The bottom line regarding these 5 trends is that equity compensation is thriving at private companies and it represents a relatively untapped opportunity for financial advisors.

Although private company stock and options are generally illiquid, employee recipients still need professional guidance to help them to understand value, potential and risk. The exact same information needed to run a StockOpter.com risk analysis for public company employees is also available from private firms.

The benefits for engaging private company stock plan participants are significant and long term. Private companies represent huge growth opportunities and their employees are generally overlooked due to a lack of liquid assets. However, private company employees often have complicated planning needs as indicated by the above trends which makes them great prospects.

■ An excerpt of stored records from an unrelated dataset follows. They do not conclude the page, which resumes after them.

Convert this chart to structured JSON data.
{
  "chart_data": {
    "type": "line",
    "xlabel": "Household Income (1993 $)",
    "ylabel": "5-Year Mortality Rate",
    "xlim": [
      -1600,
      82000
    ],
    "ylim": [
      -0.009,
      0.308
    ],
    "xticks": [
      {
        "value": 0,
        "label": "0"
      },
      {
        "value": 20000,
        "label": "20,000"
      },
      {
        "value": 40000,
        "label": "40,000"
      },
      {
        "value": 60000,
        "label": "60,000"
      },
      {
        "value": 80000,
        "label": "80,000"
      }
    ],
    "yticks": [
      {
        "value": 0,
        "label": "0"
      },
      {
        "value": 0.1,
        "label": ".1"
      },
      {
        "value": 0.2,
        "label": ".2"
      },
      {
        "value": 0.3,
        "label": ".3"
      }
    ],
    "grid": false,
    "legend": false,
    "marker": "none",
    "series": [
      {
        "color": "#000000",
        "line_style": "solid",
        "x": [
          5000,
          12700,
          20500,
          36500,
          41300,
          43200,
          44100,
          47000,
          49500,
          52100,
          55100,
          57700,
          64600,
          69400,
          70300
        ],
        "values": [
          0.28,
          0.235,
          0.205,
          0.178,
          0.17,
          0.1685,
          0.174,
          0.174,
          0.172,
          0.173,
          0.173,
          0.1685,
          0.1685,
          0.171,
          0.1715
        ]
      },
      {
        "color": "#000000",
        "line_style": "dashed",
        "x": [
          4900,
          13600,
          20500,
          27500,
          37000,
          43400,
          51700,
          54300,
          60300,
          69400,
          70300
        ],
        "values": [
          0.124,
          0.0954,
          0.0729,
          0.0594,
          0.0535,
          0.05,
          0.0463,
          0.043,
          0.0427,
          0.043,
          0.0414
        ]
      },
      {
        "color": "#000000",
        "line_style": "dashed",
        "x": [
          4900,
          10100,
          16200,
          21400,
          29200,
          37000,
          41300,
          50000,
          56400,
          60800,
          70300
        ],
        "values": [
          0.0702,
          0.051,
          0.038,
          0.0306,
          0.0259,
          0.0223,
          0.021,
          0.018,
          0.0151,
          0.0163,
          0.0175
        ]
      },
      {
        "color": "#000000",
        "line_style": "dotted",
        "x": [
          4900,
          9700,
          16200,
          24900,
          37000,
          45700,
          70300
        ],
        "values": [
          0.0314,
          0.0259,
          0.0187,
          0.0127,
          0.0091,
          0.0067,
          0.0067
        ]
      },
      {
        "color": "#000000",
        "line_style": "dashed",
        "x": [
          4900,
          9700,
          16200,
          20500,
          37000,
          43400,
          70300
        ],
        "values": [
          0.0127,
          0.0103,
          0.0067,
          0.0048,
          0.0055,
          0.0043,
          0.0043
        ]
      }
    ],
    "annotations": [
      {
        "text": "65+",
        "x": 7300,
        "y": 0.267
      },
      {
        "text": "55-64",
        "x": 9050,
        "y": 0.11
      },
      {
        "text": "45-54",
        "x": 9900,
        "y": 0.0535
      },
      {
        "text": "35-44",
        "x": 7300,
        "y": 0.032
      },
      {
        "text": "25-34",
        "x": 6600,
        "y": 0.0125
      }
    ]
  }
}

Stock options are more complicated than restricted stock grants. Unlike RSA/Us, options have time value, leverage and their recipients need to determine “when” to exercise the option and sell the shares. These inherent complexities enable advisors that use StockOpter.com to provide information and guidance that employees don’t get from their company’s stock plan system.

These employees are also likely to be receiving Incentive Stock Options (ISOs) that trigger AMT and present tax planning opportunities. Advisors using StockOpter/Pro can model tax efficient diversification strategies and plan for liquidity events over a multi-year horizon.

Consequently, the five private company equity compensation trends signal a great opportunity for financial advisors that target and can provide valued guidance to these employees.